停滞する秋雨前線などの影響で、毎日どこかで大雨が降った1週間でしたね。
伊豆諸島や愛知県・岐阜県では「特別警報」が発表されたり、「線状降水帯発生予測」も頻繁に出されました。
伊豆大島で降った48時間雨量は、9月1か月分の2倍以上となり、名古屋市では道路の冠水が相次ぎ、被災車両は約200台と発表されました。


△気象庁・特別警報についての記者会見

次々と浸水被害が発生し、どこでどんな被害があったかも忘れてしまいがちですが、千葉市内のマンション12棟では、今も断水や停電など一部の不具合が続いています。
暗い階段を重たい水を持って上がり降りされていた住民の姿を思い出します。
被害に遭われた方が一日も早く、元の生活に戻れますように!


△浸水被害に見舞われた千葉市の住宅


△千葉市美浜区・災害ごみ仮置き場

この夏は「低い土地の浸水」の意味を実感し、坂道や急な傾斜のある場所、半地下の駐車スペースなどを見ると「大雨の時どうなりそうか?」と想像するようになりました。
ハザードマップを見ると自宅は「被害の危険性が想定されている場所ではない、もしくは現時点で災害リスクに関するデータが未整備の場所」と出るのですが、近くには坂があるし、少し歩くと川もある…そもそも「内水氾濫」はどこでも起こりうるし。
皆さんも国交省の「ハザードマップポータルサイト」で確認してみてください。

被災者にインタビューさせていただくと「こんなことは初めて」といった言葉をよく聞きます。
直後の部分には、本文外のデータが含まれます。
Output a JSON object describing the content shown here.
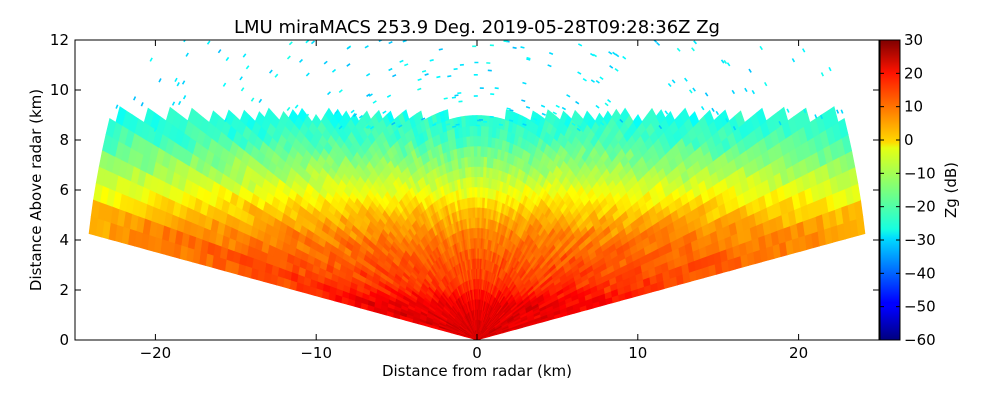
{
  "chart_data": {
    "type": "heatmap",
    "title": "LMU miraMACS 253.9 Deg. 2019-05-28T09:28:36Z  Zg",
    "xlabel": "Distance from radar (km)",
    "ylabel": "Distance Above radar  (km)",
    "xlim": [
      -25,
      25
    ],
    "ylim": [
      0,
      12
    ],
    "x_ticks": [
      -20,
      -10,
      0,
      10,
      20
    ],
    "x_tick_labels": [
      "−20",
      "−10",
      "0",
      "10",
      "20"
    ],
    "y_ticks": [
      0,
      2,
      4,
      6,
      8,
      10,
      12
    ],
    "y_tick_labels": [
      "0",
      "2",
      "4",
      "6",
      "8",
      "10",
      "12"
    ],
    "colorbar": {
      "label": "Zg (dB)",
      "range": [
        -60,
        30
      ],
      "ticks": [
        30,
        20,
        10,
        0,
        -10,
        -20,
        -30,
        -40,
        -50,
        -60
      ],
      "tick_labels": [
        "30",
        "20",
        "10",
        "0",
        "−10",
        "−20",
        "−30",
        "−40",
        "−50",
        "−60"
      ],
      "colormap": "jet"
    },
    "scan": {
      "angle_min_deg": 10,
      "angle_max_deg": 170,
      "max_range_km": 24.5
    },
    "reflectivity_profile": [
      {
        "height_km": 0.3,
        "zg_db": 22
      },
      {
        "height_km": 1.5,
        "zg_db": 20
      },
      {
        "height_km": 2.2,
        "zg_db": 14
      },
      {
        "height_km": 3.2,
        "zg_db": 11
      },
      {
        "height_km": 4.2,
        "zg_db": 7
      },
      {
        "height_km": 5.2,
        "zg_db": 1
      },
      {
        "height_km": 6.0,
        "zg_db": -6
      },
      {
        "height_km": 7.0,
        "zg_db": -13
      },
      {
        "height_km": 8.0,
        "zg_db": -20
      },
      {
        "height_km": 9.0,
        "zg_db": -24
      },
      {
        "height_km": 11.5,
        "zg_db": -27
      }
    ]
  }
}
「70年住んでいて初めて」とか「浸水したことはあったけど、ここまでの被害は初めて」など。
気象庁の「異常気象分析検討会」会長の中村尚・東京大学名誉教授は「過去の経験や常識が通用しづらくなっている」と話していました。温暖化の影響で、気温も海水温も高く水蒸気量も増えている、雨量が10%増えても当然だし「観測史上1位の雨量」を記録しても驚くにはあたらないとか。


△向かって左が中村尚会長

生活水を含めた水の備え、ローリングストックでの食料の備蓄、携帯トイレは用意しておきたいですね。浄水していない水道水なら、清潔なペットボトルに口いっぱいまで詰めてキャップをしっかり閉めれば、常温でも3日持つと言われています。